Meet the Locals – A Child of Nature

Observant, intuitive, and in tune with nature, Manuela Caneco, is one of a kind. As a child growing up in Barão de São Miguel, a small village in the western Algarve, she relished roaming on the clifftops and exploring the bounty of the countryside. With her aunt, she learnt how to use the leaves from the palms that grew all around to produce everyday household items. Later she used the knowledge she gained to develop her art, inspired by nature. This close connection has always defined her life. 

Now at 69, she lives happily in her childhood home that she has renovated and is content to share her experiences. The house looks unassuming from the road but once you step through the gate you enter a whole new world. Manuela welcomes me in the pleasant, albeit slightly disarrayed garden, with its profusion of plants. With her shock of curly white hair and smiling eyes, she proves to be a vivacious, engaging person.

“I love using natural materials both for my own art and to teach others,” she says. She has taught arts in schools around the region all her life and has run countless workshops for adults, including several at Vale da Lama, Odiáxere for foreign residents. Apart from her native Portuguese, she is fluent in both English and French.

She likes teaching groups of children in her home. “They are local kids open to learning the old crafts. It’s so rewarding when they can take the items home for their families to see,” she enthuses. 

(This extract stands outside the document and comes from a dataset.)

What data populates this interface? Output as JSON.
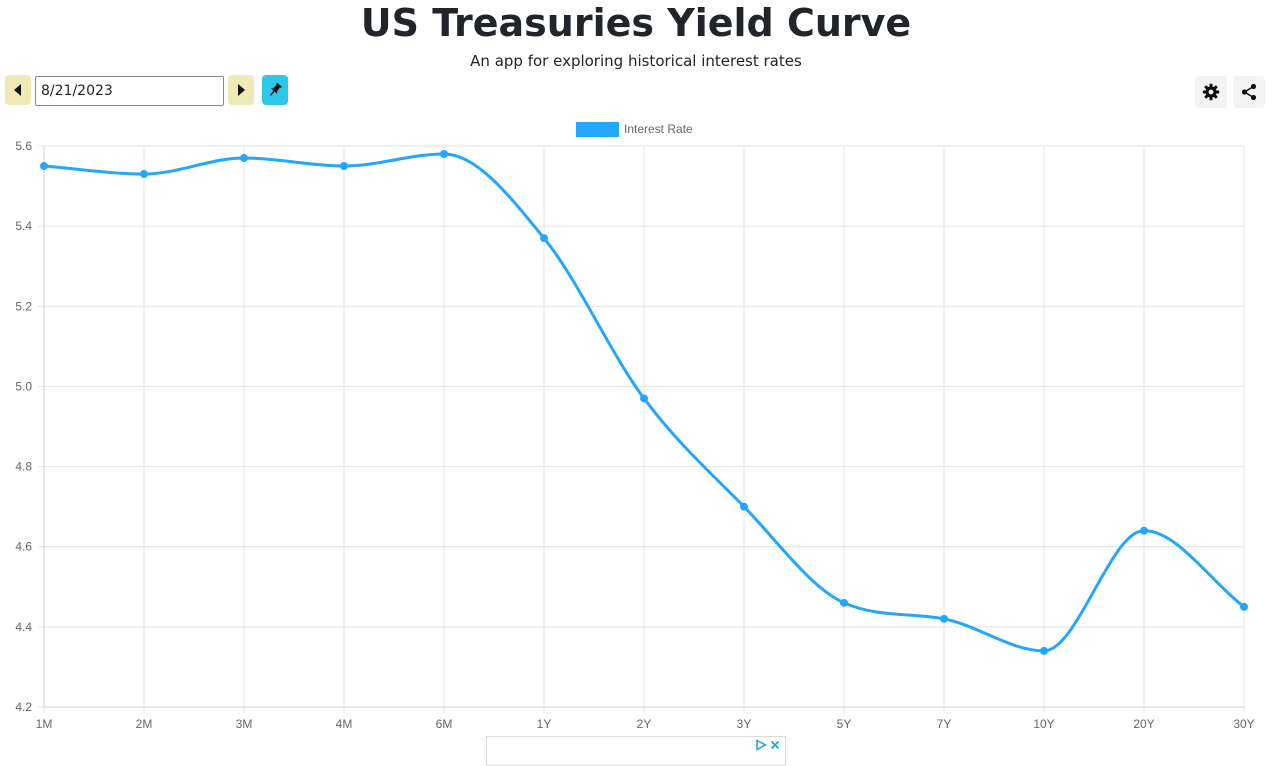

So, what are the old crafts she is keen to preserve? In the past, items used in the house and outside were made by hand, anything from baskets, mats, baby cots and brooms to nosebags for the animals. “You couldn’t pop into the supermarket at that time,” she laughs. 

The leaves used were picked from palms that grew wild in the region. In June, during the new moon, they were laid out for a month on the ground with stones on top to secure them. Some, like her aunt, used sulphur to whiten and preserve the leaves. The dried palm leaves were moistened and then worked into long strips of empreita, subsequently utilised for making objects.

“This is what I really like,” Manuela says,” It’s very therapeutic to sit there using both hands at the same time. It’s almost like meditation.”

Women worked mostly with palm leaves while men used esparto grass. It’s a tough, coarse spikey grass used for basketry, ropes, and mats since ancient times in Portugal, Spain and northern Africa. Manuela shows me a tightly woven basket made from this material. It’s a shepherd’s lunch box, complete with a flap to prevent anyone from stealing the contents! “In the 1980s, there were still people in the village that picked the plants and treated them, but this all but gone.” Manuela laments. 

She acknowledges that it isn’t possible to restore the past as it was but thinks it’s important not to lose sight of one’s roots and identity: “We need to modernise and adapt what there was and give it a new reality, devoid of any nostalgia.” She pinpoints all the old, beautiful noras (wells) used for irrigation in Arab times, lying abandoned everywhere. “A regional museum, showing the old crafts and way of life would ensure that some of this was preserved for posterity.”

Manuela, with her contagious enthusiasm and eagerness to share her skills, would be the first one to endorse a project of this kind.